Outside, his chauffeur stood. "Where now, sir?"
"Treat if she has made any travel plans," Ethan told her. "Verify to see if there are any visits arranged. And verify Mrs. Henderson's home. Then obtain the hospital birth certificate of Noah."
The black car rumbled into traffic when his phone began to vibrate. A coded message from one of his team members flashed across the screen.
We pulled hospital records. Mother listed: Isabella Marlowe. No father's name listed on record. Birth registered five years ago at Mercy General. No social services indicators. No prior claims.
He breathed slowly. The lack of a father's name placated and infuriated him; placated because the possibility of privacy had been held on to, infuriated because a deliberate exclusion had taken place. He had been effaced on a page where he had previously believed that he ought to be written.
Then another ping. A data packet. An image. He opened it.
The picture was blurry but clear: Isabella on the bakery stoop, a suitcase at her side, Noah peering from the edge of a cardboard box. The timestamp in the corner blinked: that morning. A bus terminal in the background, plates smeared. A name—a pseudonym—next to it, typed. She was leaving. Tonight.
Ethan stared at the photo as if it were a schematic. The edges of his lips set. He had minutes. Not tomorrow. Not after paperwork and lawyers. Minutes.
He looked up, past the glass of his car windshield. For the first time since he had learned what it was to be an heir, Ethan Blackwood felt the rules bend. He had fought for boardrooms and balance sheets, and he would fight for this one with equal fervor.
"This changes everything," he growled into his phone, his voice raspy.
"Got it," came the reply. "Team is coming. Where do you have it to stop?"
He recalled Noah's photograph. The storm-hued eyes that were his. He recalled the wooden train, hidden in a bakery sack that would be handed to a little, unsuspecting boy. He recalled Isabella's exhaustion and rage, of the walls she'd built to protect what was most fragile.

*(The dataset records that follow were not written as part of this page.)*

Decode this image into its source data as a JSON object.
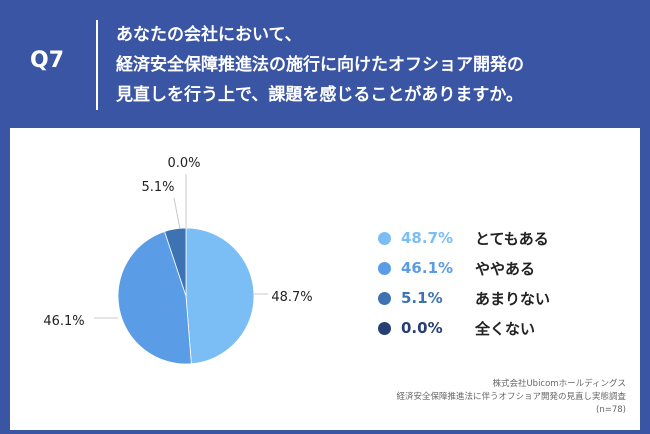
{
  "question": {
    "label": "Q7",
    "lines": [
      "あなたの会社において、",
      "経済安全保障推進法の施行に向けたオフショア開発の",
      "見直しを行う上で、課題を感じることがありますか。"
    ]
  },
  "chart_data": {
    "type": "pie",
    "labels": [
      "とてもある",
      "ややある",
      "あまりない",
      "全くない"
    ],
    "values": [
      48.7,
      46.1,
      5.1,
      0.0
    ],
    "value_labels": [
      "48.7%",
      "46.1%",
      "5.1%",
      "0.0%"
    ],
    "colors": [
      "#7bbef5",
      "#5a9de6",
      "#3e73b3",
      "#263f73"
    ],
    "start_angle_deg": 0,
    "direction": "clockwise",
    "legend_position": "right"
  },
  "source": {
    "lines": [
      "株式会社Ubicomホールディングス",
      "経済安全保障推進法に伴うオフショア開発の見直し実態調査",
      "(n=78)"
    ]
  }
}
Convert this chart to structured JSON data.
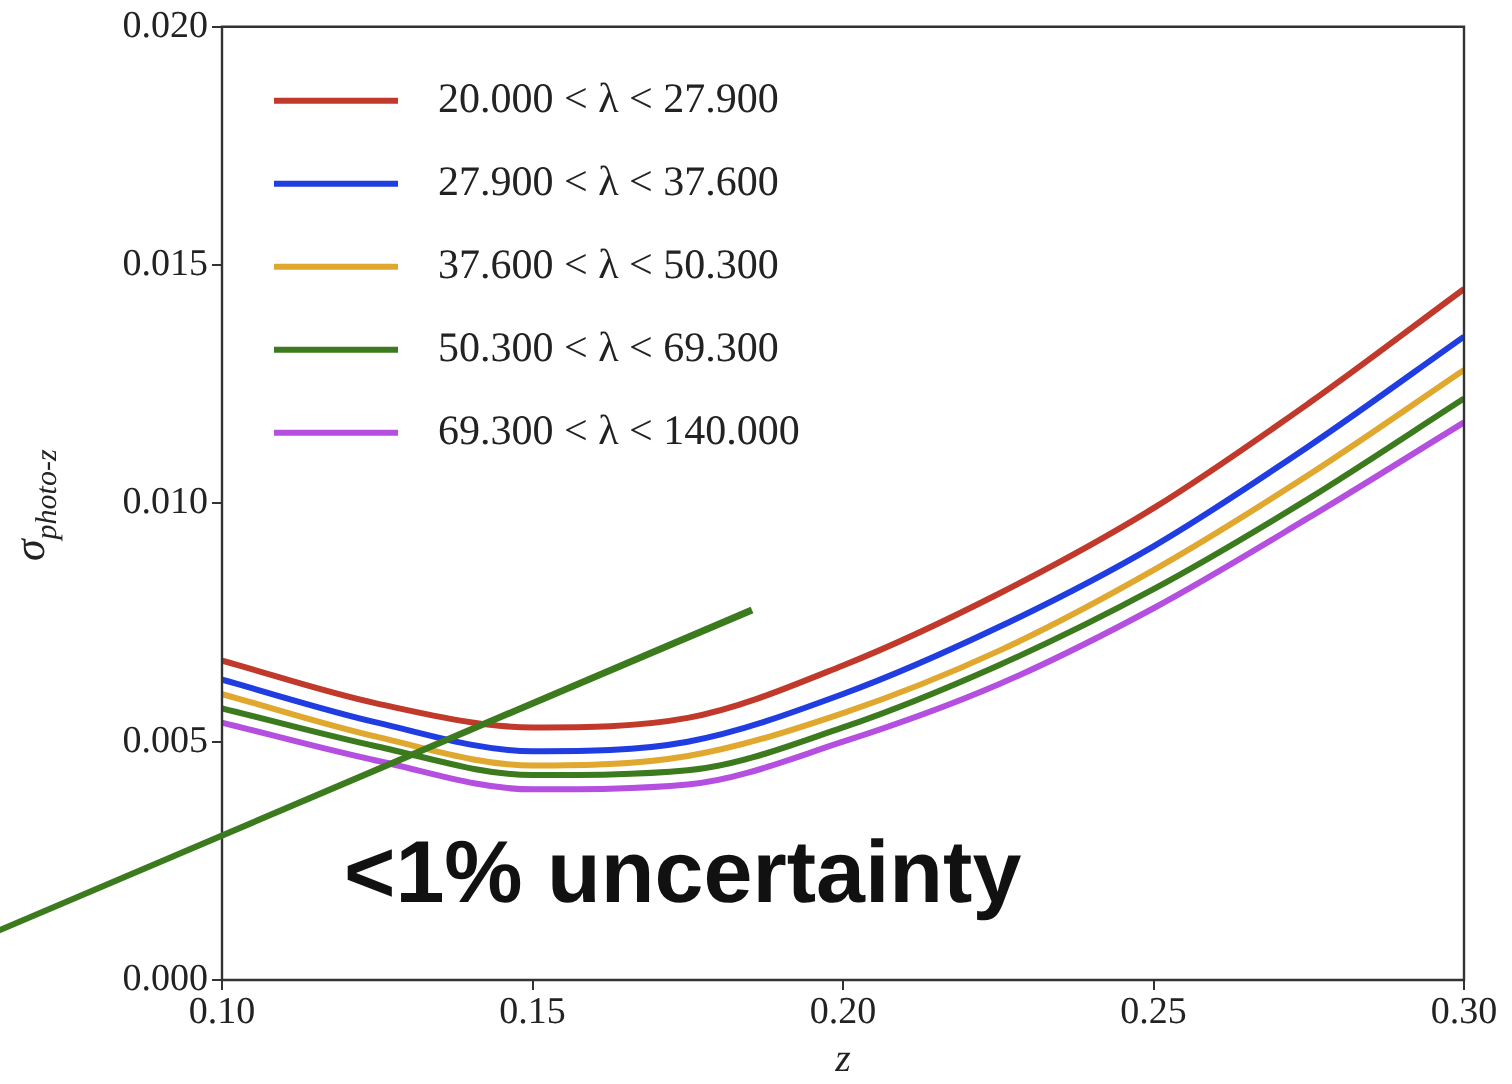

"Find her before she reaches the depot," he instructed. "And be subtle. No scenes. Bring me options—recover the child under a monitored exchange if you must. I will not allow him to escape."
The car slid into a row of traffic, and the city blustered by like a living beast. Ethan held his palm on the train in the paper bag, the small weight of it. The ache that had emptied him that night at the bakery coalesced into resolve.
He would not lose a son because some person had rendered a judgment that he was undeserving of being scripted onto a birth certificate. He would not be a phantom in the life of the child whose eyes were his.
He would do something. He would not let go of this child.